By this point, Bennett’s Alzheimer’s disease, which he’d been living with since 2016, had advanced, so no one could predict the condition he would be on the actual show days, which were set up to promote Bennett’s second duets album with Gaga (and final studio album overall), Love for Sale. “It was touch-and-go the whole time, because we knew it could change at any minute. Tony could not be well enough,” says Coletti. “And then COVID, out of nowhere, came roaring back that July. It had felt like we were all just starting to take our masks off for about a week in July, and then it just came back with a vengeance. We really threaded that needle, because later that month of August, things shut down again. Somehow, this show was meant to happen, but it could have gone wrong in so many different ways.”
However, everything came together perfectly once Bennett was on the Radio City stage. “We didn’t want to push him hard on soundchecks. And he was OK in soundcheck. But no one, no one, was prepared for what happened when that curtain went up on that audience,” Coletti marvels. “He feeds on energy in a way that I’ve never seen from anyone and gives it back at that same level. It was the most amazing thing I’ve ever witnessed. And the second night was even better than the first. … His muscle memory, the room, it all just connected. Watching him soak that up and then take that and turn it into magic was incredible.
“But really the most special moment was the second night, when Gaga reentered [the stage],” Coletti continues wistfully. “Let’s make sure to talk about her performance, because not only did she have to go up and kill on her own, but she had to perform with Tony. And that meant more than just singing with him. That meant guiding him through it — physically, lyrically. It was an unbelievable feat of both musicianship and love. My daughter was maybe 3 at the point and I thought, ‘I hope you love me the way that she loves him,’ because it was the most beautiful thing to see. And so Gaga leaves and he does his set, and then she reenters and he looks to the side and he exclaims, ‘Lady Gaga!’ And you can just see her burst into tears, because earlier that day, he did not remember her name. That’s the reality of where he was at that time. He had moments where he didn’t [recognize people], and to see that joy on her face… I’m getting choked up just talking about it. It was everything.”

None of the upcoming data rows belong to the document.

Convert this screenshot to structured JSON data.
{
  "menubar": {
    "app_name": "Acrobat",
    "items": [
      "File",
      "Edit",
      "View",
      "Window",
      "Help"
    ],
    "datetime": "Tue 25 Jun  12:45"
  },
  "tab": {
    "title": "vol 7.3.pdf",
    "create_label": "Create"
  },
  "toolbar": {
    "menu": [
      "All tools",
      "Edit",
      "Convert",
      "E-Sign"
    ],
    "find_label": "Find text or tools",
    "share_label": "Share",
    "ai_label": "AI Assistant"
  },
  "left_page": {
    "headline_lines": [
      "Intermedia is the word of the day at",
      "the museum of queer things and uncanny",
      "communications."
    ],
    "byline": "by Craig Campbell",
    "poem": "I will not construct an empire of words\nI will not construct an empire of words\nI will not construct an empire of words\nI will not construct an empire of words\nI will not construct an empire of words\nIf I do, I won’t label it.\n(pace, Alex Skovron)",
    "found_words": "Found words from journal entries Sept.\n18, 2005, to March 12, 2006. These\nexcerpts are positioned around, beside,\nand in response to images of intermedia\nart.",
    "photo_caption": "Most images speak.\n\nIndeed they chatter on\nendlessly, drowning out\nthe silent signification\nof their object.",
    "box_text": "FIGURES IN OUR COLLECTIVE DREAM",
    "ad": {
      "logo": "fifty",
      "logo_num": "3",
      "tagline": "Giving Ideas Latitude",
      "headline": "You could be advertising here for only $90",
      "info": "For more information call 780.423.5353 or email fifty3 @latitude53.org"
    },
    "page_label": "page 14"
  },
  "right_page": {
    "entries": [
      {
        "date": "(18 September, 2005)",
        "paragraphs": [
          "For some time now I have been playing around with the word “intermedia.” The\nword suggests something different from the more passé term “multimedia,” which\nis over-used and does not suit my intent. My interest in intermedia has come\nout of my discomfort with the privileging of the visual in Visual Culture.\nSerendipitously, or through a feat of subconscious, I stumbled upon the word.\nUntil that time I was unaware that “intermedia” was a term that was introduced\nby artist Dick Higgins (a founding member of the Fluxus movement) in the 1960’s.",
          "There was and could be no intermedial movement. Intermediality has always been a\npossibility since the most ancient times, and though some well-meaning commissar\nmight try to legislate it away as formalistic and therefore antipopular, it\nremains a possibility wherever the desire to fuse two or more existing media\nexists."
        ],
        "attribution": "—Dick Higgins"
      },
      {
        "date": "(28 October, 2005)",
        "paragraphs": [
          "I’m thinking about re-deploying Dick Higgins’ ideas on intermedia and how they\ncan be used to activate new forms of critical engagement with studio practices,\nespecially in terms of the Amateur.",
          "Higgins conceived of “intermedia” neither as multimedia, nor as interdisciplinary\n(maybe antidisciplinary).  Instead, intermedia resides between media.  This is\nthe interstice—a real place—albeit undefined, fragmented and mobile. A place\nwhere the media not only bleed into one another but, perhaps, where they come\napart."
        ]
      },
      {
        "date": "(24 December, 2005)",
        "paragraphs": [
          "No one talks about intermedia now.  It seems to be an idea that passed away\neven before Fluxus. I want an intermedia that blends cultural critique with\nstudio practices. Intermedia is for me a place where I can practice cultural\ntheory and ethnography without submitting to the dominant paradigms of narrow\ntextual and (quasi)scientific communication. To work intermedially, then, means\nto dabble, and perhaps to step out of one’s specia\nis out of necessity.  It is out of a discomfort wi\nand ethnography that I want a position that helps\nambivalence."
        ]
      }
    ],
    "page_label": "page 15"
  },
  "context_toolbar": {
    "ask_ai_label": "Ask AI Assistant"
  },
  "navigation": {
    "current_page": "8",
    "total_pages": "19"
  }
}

Coletti didn’t get to stay a proper goodbye to Bennett that evening, because of COVID restrictions and physical distancing, but he is content with his memories. “I didn’t need to have a private moment with him. Just to be able to be connected to headsets and be plugged into that performance as it was happening was all I ever needed,” he insists. “But what was really nice was the crew got a text from his wife [Susan Benedetto] when the show aired [on Nov. 28, 2021], of the two of them watching it. And the look on his face was worth everything. That photo means everything to me. He was one in a million, really.”